Cognition:Cognition:International Journal of Cognitive Science Explanation:認(ren)知:國(guo)際認(ren)知科(ke)學(xue)雜(za)志(zhi)。 Publisher:Elsevier。 SIT:

The large language model called ChatGPT has drawn extensively attention because of its human-like expression and reasoning abilities. In this study, we investigate the feasibility of using ChatGPT in experiments on using ChatGPT to translate radiology reports into plain language for patients and healthcare providers so that they are educated for improved healthcare. Radiology reports from 62 low-dose chest CT lung cancer screening scans and 76 brain MRI metastases screening scans were collected in the first half of February for this study. According to the evaluation by radiologists, ChatGPT can successfully translate radiology reports into plain language with an average score of 4.27 in the five-point system with 0.08 places of information missing and 0.07 places of misinformation.

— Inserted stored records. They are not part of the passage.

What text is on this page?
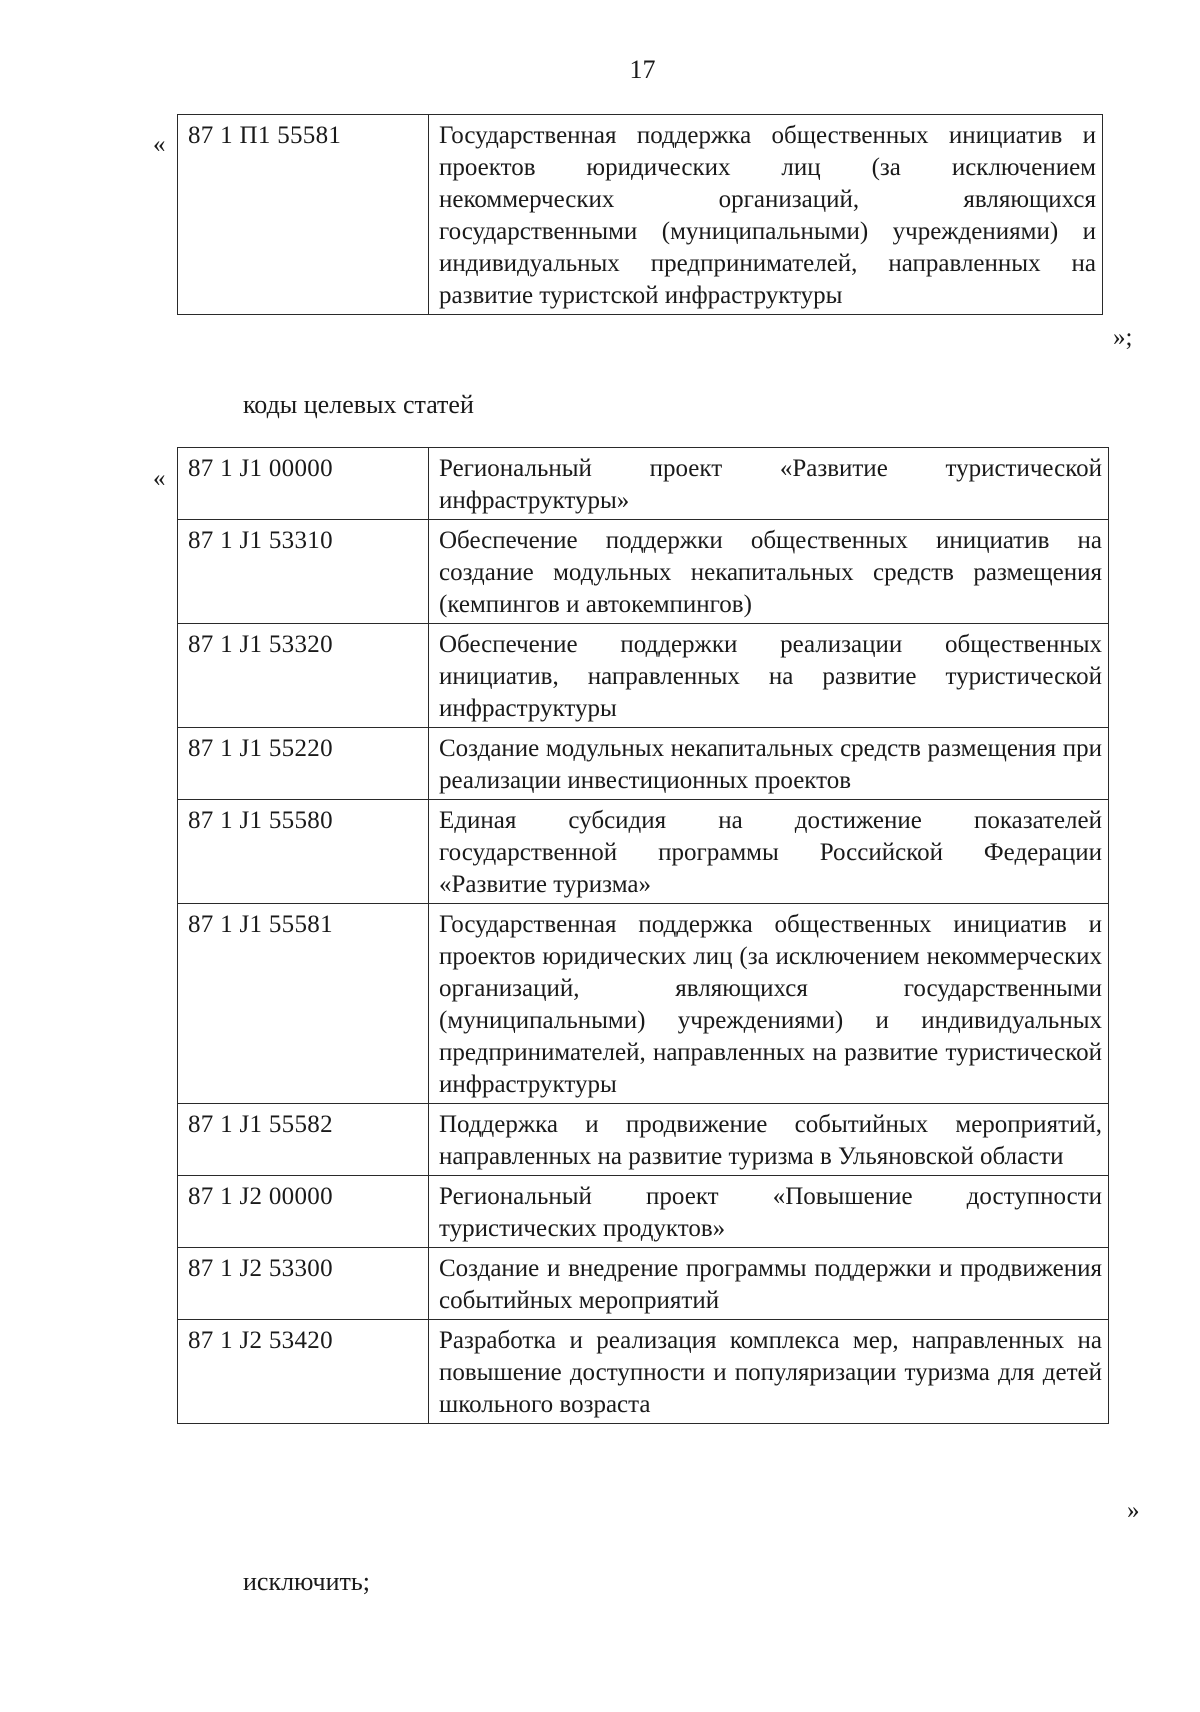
17
« 87 1 П1 55581	Государственная поддержка общественных инициатив и проектов юридических лиц (за исключением некоммерческих организаций, являющихся государственными (муниципальными) учреждениями) и индивидуальных предпринимателей, направленных на развитие туристской инфраструктуры
»;
коды целевых статей
« 87 1 J1 00000	Региональный проект «Развитие туристической инфраструктуры»
87 1 J1 53310	Обеспечение поддержки общественных инициатив на создание модульных некапитальных средств размещения (кемпингов и автокемпингов)
87 1 J1 53320	Обеспечение поддержки реализации общественных инициатив, направленных на развитие туристической инфраструктуры
87 1 J1 55220	Создание модульных некапитальных средств размещения при реализации инвестиционных проектов
87 1 J1 55580	Единая субсидия на достижение показателей государственной программы Российской Федерации «Развитие туризма»
87 1 J1 55581	Государственная поддержка общественных инициатив и проектов юридических лиц (за исключением некоммерческих организаций, являющихся государственными (муниципальными) учреждениями) и индивидуальных предпринимателей, направленных на развитие туристической инфраструктуры
87 1 J1 55582	Поддержка и продвижение событийных мероприятий, направленных на развитие туризма в Ульяновской области
87 1 J2 00000	Региональный проект «Повышение доступности туристических продуктов»
87 1 J2 53300	Создание и внедрение программы поддержки и продвижения событийных мероприятий
87 1 J2 53420	Разработка и реализация комплекса мер, направленных на повышение доступности и популяризации туризма для детей школьного возраста
»
исключить;
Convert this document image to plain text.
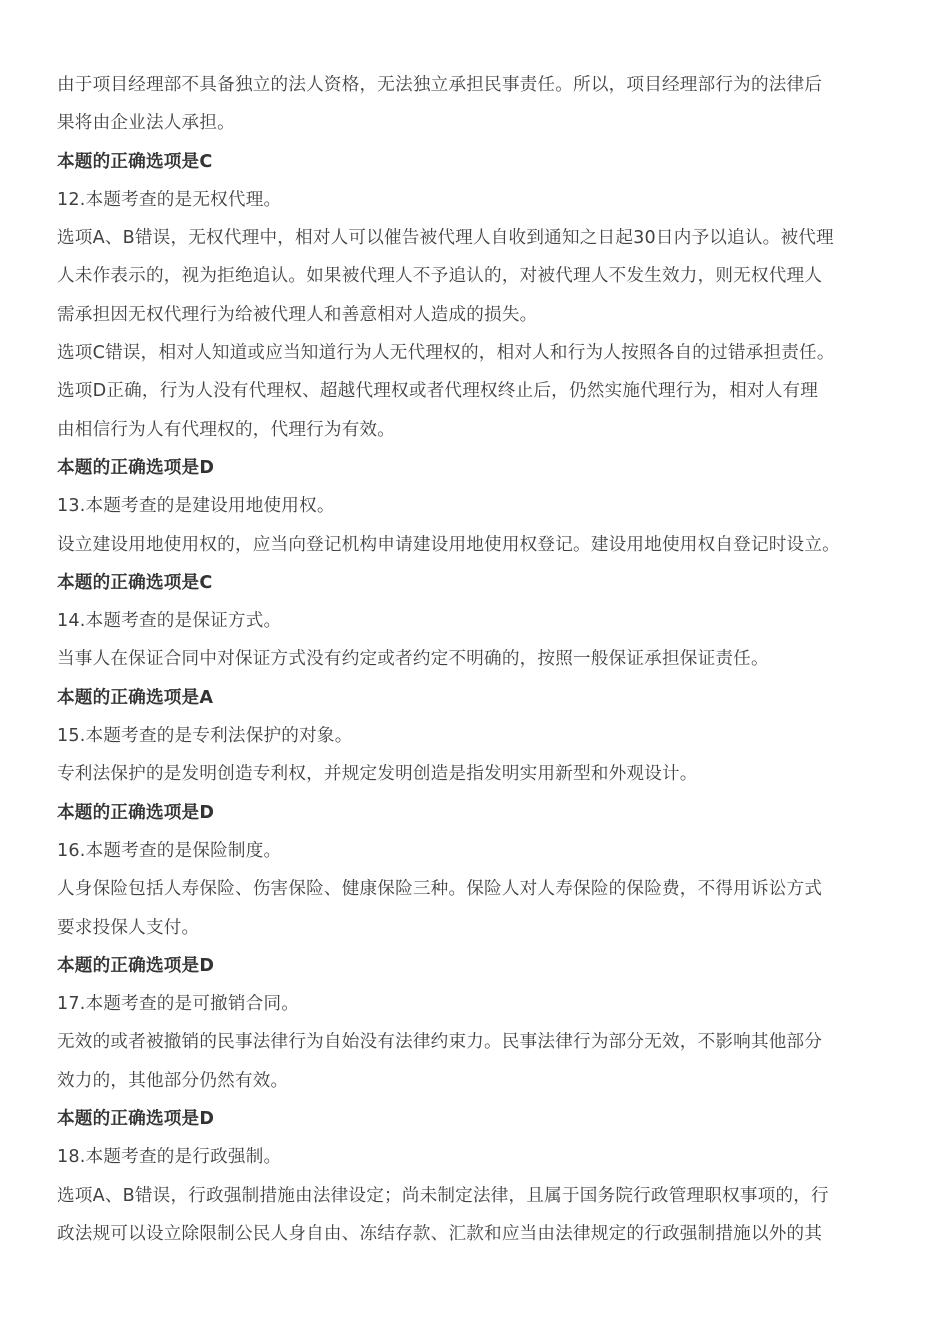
由于项目经理部不具备独立的法人资格，无法独立承担民事责任。所以，项目经理部行为的法律后
果将由企业法人承担。
本题的正确选项是C
12.本题考查的是无权代理。
选项A、B错误，无权代理中，相对人可以催告被代理人自收到通知之日起30日内予以追认。被代理
人未作表示的，视为拒绝追认。如果被代理人不予追认的，对被代理人不发生效力，则无权代理人
需承担因无权代理行为给被代理人和善意相对人造成的损失。
选项C错误，相对人知道或应当知道行为人无代理权的，相对人和行为人按照各自的过错承担责任。
选项D正确，行为人没有代理权、超越代理权或者代理权终止后，仍然实施代理行为，相对人有理
由相信行为人有代理权的，代理行为有效。
本题的正确选项是D
13.本题考查的是建设用地使用权。
设立建设用地使用权的，应当向登记机构申请建设用地使用权登记。建设用地使用权自登记时设立。
本题的正确选项是C
14.本题考查的是保证方式。
当事人在保证合同中对保证方式没有约定或者约定不明确的，按照一般保证承担保证责任。
本题的正确选项是A
15.本题考查的是专利法保护的对象。
专利法保护的是发明创造专利权，并规定发明创造是指发明实用新型和外观设计。
本题的正确选项是D
16.本题考查的是保险制度。
人身保险包括人寿保险、伤害保险、健康保险三种。保险人对人寿保险的保险费，不得用诉讼方式
要求投保人支付。
本题的正确选项是D
17.本题考查的是可撤销合同。
无效的或者被撤销的民事法律行为自始没有法律约束力。民事法律行为部分无效，不影响其他部分
效力的，其他部分仍然有效。
本题的正确选项是D
18.本题考查的是行政强制。
选项A、B错误，行政强制措施由法律设定；尚未制定法律，且属于国务院行政管理职权事项的，行
政法规可以设立除限制公民人身自由、冻结存款、汇款和应当由法律规定的行政强制措施以外的其
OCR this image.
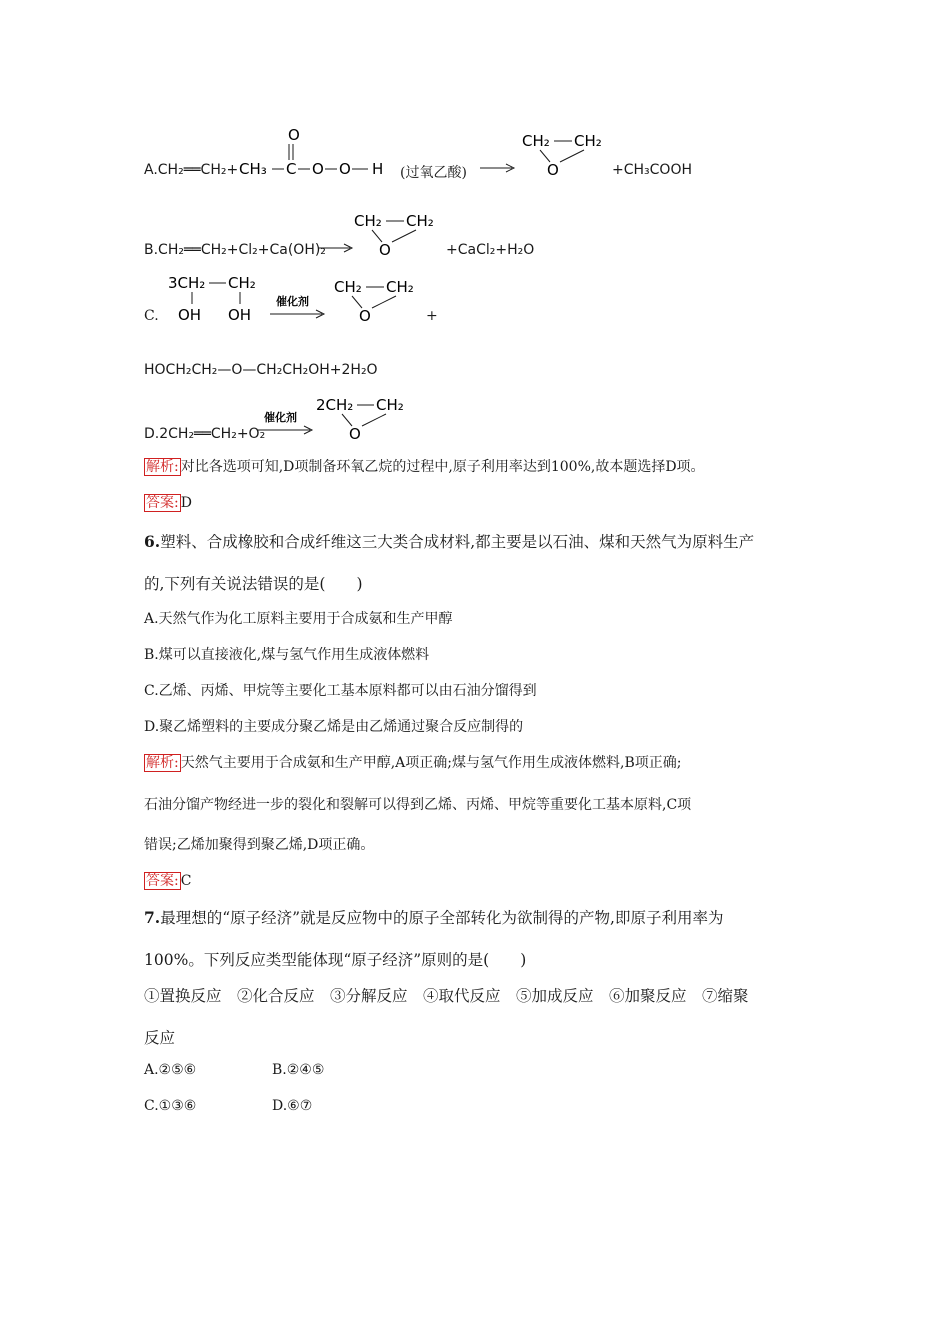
A.CH₂══CH₂+
O
CH₃ C O O H (过氧乙酸) →
CH₂ CH₂
O	+CH₃COOH
B.CH₂══CH₂+Cl₂+Ca(OH)₂
CH₂ CH₂
O	+CaCl₂+H₂O
C.
3CH₂ CH₂
OH OH
催化剂
CH₂ CH₂
O	+
HOCH₂CH₂—O—CH₂CH₂OH+2H₂O
D.2CH₂══CH₂+O₂
催化剂
2CH₂ CH₂
O
解析: 对比各选项可知,D项制备环氧乙烷的过程中,原子利用率达到100%,故本题选择D项。
答案: D
6.塑料、合成橡胶和合成纤维这三大类合成材料,都主要是以石油、煤和天然气为原料生产
的,下列有关说法错误的是(　　)
A.天然气作为化工原料主要用于合成氨和生产甲醇
B.煤可以直接液化,煤与氢气作用生成液体燃料
C.乙烯、丙烯、甲烷等主要化工基本原料都可以由石油分馏得到
D.聚乙烯塑料的主要成分聚乙烯是由乙烯通过聚合反应制得的
解析: 天然气主要用于合成氨和生产甲醇,A项正确;煤与氢气作用生成液体燃料,B项正确;
石油分馏产物经进一步的裂化和裂解可以得到乙烯、丙烯、甲烷等重要化工基本原料,C项
错误;乙烯加聚得到聚乙烯,D项正确。
答案: C
7.最理想的“原子经济”就是反应物中的原子全部转化为欲制得的产物,即原子利用率为
100%。下列反应类型能体现“原子经济”原则的是(　　)
①置换反应　②化合反应　③分解反应　④取代反应　⑤加成反应　⑥加聚反应　⑦缩聚
反应
A.②⑤⑥	B.②④⑤
C.①③⑥	D.⑥⑦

In terms of the suggestions provided by ChatGPT, they are general relevant such as keeping following-up with doctors and closely monitoring any symptoms, and for about 37% of 138 cases in total ChatGPT offers specific suggestions based on findings in the report. ChatGPT also presents some randomness in its responses with occasionally over-simplified or neglected information, which can be mitigated using a more detailed prompt. Furthermore, ChatGPT results are compared with a newly released large model GPT-4, showing that GPT-4 can significantly improve the quality of translated reports. Our results show that it is feasible to utilize large language models in clinical education, and further efforts are needed to address limitations and maximize their potential.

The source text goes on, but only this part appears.